Having defined $Y_1,\dots,Y_{n-1}$ such that $\mu(Y_1)+\dots+\mu(Y_{n-1})<a$, define $Y_n$ as follows. Let $Z=X\setminus(Y_1\cup\dots\cup Y_{n-1})$. Since $\mu$ is atomless, there exists a subset $W\subset Z$ such that $0<\mu(W)<\mu(Z)$. It is also clear that there exists such $W$ with $\mu(W)$ arbitrarily small (we can get $\mu(W)\leq \mu(Z)/2$ by replacing $W$ with $Z\setminus W$ if necessary, and now iterate); in particular, there exist such $W$ with $\mu(Y_1)+\dots+\mu(Y_{n-1})+\mu(W)<a$. Now choose $Y_n$ to be such a $W$ which additionally has the property that for any other such $W'$, $\mu(Y_n)\geq \mu(W')/2$ (that is, among the possible measures of such sets $W$, $Y_n$ is in the upper half).

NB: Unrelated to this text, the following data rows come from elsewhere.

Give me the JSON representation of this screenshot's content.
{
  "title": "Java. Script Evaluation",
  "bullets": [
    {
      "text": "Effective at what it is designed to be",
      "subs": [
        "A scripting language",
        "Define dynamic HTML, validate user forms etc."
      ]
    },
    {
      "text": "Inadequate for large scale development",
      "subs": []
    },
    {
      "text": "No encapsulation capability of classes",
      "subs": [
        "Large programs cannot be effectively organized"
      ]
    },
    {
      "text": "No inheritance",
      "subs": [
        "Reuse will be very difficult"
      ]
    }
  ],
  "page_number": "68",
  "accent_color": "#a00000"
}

Let $Y=\bigcup Y_n$. By construction, the $Y_n$ are disjoint and satisfy $\sum \mu(Y_n)\leq a$, so $\mu(Y)\leq a$. Suppose $\mu(Y)<a$. As above, there exists a subset $W\subset X\setminus Y$ such that $\mu(W)>0$ and $\mu(W)+\mu(Y)<a$. Now let $n$ be such that $\mu(Y_n)<\mu(W)/2$ (such $n$ exists since $\sum \mu(Y_n)$ is finite). Then $W$ is a subset of $X\setminus(Y_1\cup\dots\cup Y_{n-1})$ such that $\mu(Y_1)+\dots+\mu(Y_{n-1})+\mu(W)<a$, so by our choice of $Y_n$, we must have $\mu(Y_n)\geq \mu(W)/2$. This is a contradiction, so we must have $\mu(Y)=a$.